Однако предыдущая ночь явилась редким исключением.
Элизабет попыталась открыть глаза, и ей показалось, что голова ее налита свинцовой тяжестью. На прикроватном столике стоял поднос с привычным для нее завтраком: маленький чайничек с горячим шоколадом и тоненький ломтик поджаренного хлеба с маслом. Вздохнув, Элизабет заставила себя исполнить весь ритуал вставания. Упершись руками в кровать, она подтянулась на подушках; потом приказала рукам дотянуться до подноса и взять чайник с горячим, придающим сил шоколадом.
В это утро она мучилась, как никогда: мешала тупая боль в голове и смутное ощущение, что случилась какая-то неприятность.
Все еще пребывая в промежуточном состоянии между бодрствованием и сном, Элизабет сняла с чайника вышитую салфетку и наполнила шоколадом тонкую фарфоровую чашку. И только тут она вспомнила: сегодня этот темноволосый загорелый мужчина будет ждать ее в домике лесника. Он будет ждать ровно час, а потом уйдет – потому что Элизабет там не появится. Но она не может прийти туда. Просто не может!
Неверными руками она взяла чашку с блюдца и поднесла ко рту. Из-за ободка чашки она увидела ворвавшуюся в комнату встревоженную Берту. Увидев сидящую в постели Элизабет, она облегченно заулыбалась:
– О-о, ну слава Богу. Я уж боялась, что вы заболели.
– Почему? – спросила Элизабет и снова поднесла чашку к губам.
– Да потому что я не могла разбудить…
Сделав глоток, Элизабет с удивлением обнаружила, что шоколад совершенно ледяной.
– Сколько времени? – медленно спросила она, начиная подозревать неладное.
– Уже почти одиннадцать.
– Одиннадцать! Ведь я же сказала тебе разбудить меня в восемь!

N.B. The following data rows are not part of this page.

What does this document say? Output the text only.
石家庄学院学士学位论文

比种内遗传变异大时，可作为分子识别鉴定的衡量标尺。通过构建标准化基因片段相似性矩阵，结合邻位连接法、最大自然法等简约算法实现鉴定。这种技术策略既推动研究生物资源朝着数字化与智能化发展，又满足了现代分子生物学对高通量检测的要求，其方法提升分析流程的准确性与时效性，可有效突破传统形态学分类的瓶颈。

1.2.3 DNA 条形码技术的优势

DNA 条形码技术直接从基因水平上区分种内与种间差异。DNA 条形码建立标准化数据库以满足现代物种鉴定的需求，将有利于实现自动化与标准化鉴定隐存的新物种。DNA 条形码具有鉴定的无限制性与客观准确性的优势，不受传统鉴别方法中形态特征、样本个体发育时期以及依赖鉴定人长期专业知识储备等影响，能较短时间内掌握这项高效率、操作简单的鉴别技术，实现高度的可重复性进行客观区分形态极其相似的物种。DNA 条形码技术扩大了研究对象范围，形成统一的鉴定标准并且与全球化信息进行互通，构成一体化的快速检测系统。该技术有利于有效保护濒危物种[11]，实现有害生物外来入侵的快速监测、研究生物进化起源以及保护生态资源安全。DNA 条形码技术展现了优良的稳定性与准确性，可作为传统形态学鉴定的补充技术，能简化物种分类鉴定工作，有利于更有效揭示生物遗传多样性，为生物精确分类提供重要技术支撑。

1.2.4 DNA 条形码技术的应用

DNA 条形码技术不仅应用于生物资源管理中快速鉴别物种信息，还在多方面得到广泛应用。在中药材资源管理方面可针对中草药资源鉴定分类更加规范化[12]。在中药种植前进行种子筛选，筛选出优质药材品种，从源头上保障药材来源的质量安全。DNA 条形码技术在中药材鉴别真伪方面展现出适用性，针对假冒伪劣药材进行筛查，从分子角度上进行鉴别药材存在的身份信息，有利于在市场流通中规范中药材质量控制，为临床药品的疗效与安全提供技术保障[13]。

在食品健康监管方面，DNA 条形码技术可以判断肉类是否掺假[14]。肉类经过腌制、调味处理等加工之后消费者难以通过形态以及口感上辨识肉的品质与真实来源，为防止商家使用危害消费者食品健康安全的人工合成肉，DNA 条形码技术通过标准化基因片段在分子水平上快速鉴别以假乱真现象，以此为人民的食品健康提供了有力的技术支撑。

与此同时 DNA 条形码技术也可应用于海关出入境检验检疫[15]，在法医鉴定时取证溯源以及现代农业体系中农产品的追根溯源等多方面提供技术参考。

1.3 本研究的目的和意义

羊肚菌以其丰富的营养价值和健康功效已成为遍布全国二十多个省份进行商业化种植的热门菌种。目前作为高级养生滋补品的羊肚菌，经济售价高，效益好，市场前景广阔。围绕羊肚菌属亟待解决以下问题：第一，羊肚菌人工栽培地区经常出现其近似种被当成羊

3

Как ты могла так меня подвести?
Девушка начала лихорадочно искать выход из создавшегося положения. Если быстро одеться, может быть, еще удастся догнать остальных. Или…
– Я пыталась вас разбудить, – воскликнула Берта, обиженная резким тоном Элизабет, – но вы не хотели просыпаться.
– Я всегда не хочу просыпаться, Берта, ты знаешь это!
– Но сегодня вы вели себя хуже, чем обычно. Вы говорили, что у вас болит голова.
– Я всегда говорю что-нибудь подобное. Когда я сплю, то не отвечаю за свои слова. Я могу сказать тебе что угодно, лишь бы выторговать еще несколько минут. Я всегда так себя веду, и тем не менее ты как-то умудряешься меня разбудить!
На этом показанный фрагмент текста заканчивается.